Variations and similarities in our individual genomes are part of our history, our heritage, and our identity. Some human genomic variants are associated with common traits such as hair and eye color, while others are associated with susceptibility to disease or response to drug treatment. Identifying the human variations producing clinically relevant phenotypic changes is critical for providing accurate and personalized diagnosis, prognosis, and treatment for diseases. Furthermore, a better understanding of the molecular underpinning of disease can lead to development of new drug targets for precision medicine. Several resources have been designed for collecting and storing human genomic variations in highly structured, easily accessible databases. Unfortunately, a vast amount of information about these genetic variants and their functional and phenotypic associations is currently buried in the literature, only accessible by manual curation or sophisticated text text-mining technology to extract the relevant information. In addition, the low cost of sequencing technologies coupled with increasing computational power has enabled the development of numerous computational methodologies to predict the pathogenicity of human variants. This review provides a detailed comparison of current human variant resources, including HGMD, OMIM, ClinVar, and UniProt/Swiss-Prot, followed by an overview of the computational methods and techniques used to leverage the available data to predict novel deleterious variants. We expect these resources and tools to become the foundation for understanding the molecular details of genomic variants leading to disease, which in turn will enable the promise of precision medicine.

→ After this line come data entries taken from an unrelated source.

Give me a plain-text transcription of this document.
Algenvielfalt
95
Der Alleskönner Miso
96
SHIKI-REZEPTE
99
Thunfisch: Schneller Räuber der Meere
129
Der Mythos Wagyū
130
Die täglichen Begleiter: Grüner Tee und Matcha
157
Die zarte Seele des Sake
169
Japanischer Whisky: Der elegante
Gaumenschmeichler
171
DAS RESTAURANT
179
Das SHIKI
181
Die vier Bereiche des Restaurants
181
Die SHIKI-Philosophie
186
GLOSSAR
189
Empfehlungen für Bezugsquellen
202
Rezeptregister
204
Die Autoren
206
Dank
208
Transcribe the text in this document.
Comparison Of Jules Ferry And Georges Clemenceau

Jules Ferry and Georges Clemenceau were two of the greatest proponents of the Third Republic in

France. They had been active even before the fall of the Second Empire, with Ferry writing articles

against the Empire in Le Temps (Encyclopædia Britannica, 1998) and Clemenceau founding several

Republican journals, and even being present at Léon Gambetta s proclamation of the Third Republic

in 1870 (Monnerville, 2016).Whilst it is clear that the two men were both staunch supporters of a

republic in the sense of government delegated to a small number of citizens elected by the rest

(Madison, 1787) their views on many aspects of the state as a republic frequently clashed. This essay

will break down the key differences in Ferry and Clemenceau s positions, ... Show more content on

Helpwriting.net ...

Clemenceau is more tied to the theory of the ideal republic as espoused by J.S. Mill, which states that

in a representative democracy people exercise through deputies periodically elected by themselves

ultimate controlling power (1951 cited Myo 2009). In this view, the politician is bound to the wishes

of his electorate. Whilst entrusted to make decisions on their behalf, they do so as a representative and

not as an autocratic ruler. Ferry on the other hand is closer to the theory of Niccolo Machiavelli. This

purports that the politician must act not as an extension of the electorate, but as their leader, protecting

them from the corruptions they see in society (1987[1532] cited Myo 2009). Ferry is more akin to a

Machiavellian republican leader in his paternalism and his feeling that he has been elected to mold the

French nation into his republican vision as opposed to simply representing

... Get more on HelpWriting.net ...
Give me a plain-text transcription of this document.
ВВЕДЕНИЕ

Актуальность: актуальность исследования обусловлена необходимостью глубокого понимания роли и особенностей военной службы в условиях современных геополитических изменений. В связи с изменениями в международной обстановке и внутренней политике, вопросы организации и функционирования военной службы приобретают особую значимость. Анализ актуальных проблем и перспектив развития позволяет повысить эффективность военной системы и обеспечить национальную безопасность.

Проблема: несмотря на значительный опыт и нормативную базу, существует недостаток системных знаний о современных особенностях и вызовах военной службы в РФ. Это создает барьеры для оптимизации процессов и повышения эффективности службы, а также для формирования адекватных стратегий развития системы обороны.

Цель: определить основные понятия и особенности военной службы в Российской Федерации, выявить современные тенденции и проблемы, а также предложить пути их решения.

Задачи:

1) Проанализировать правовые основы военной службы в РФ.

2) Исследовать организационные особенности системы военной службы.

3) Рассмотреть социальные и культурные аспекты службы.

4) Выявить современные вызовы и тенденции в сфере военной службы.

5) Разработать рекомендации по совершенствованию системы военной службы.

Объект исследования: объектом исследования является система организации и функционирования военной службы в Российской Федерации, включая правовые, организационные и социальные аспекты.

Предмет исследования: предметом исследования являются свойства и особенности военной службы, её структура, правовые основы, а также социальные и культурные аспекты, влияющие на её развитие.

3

Keywords: GWAS; Genome Wide Association Studies; HGVS; Human Genome Variation Society; LSDB; NCBI; National Center for Biotechnology Information; SVM; databases for human variants; function prediction; human disease variants; locus-specific database; support vector machine.

Figure 1. Coverage comparison of genes, exonic missense variants, and indels between variant resources

Comparison of OMIM, UniProt/Swiss-Prot, ClinVar, HGMD Public, and HGMD Professional^™ for the genes (1A and 1B), the exonic missense variants (1C and 1D), and the insertions/deletions (1E and 1F) annotated with disease variants in each database. The area of each section of the venn diagrams is not proportional to size and the colors are for aesthetic purposes only.

Figure 2. Indel and splice site variant comparison between variant resources

Comparison of the OMIM, ClinVar, HGMD Public, and HGMD Professional^™ resources for genes annotated with disease variants that effect splicing sites (2A and 2B) and genes annotated with stop-loss or stop-gain disease variants (2C and 2D).

Figure 3. Heatmap of amino acid variants in human diseases

Depiction of the observed frequency of wild type to mutated type transitions implicated in human diseases. The missense variants analyzed were a non-redundant collection compiled using the OMIM, HGMD, UniProt/Swiss-Prot, and ClinVar resources.

Figure 4. Comparison of features utilized by techniques for predicting deleterious variants

Depiction of the types of information used by different methods for predicting deleterious variants.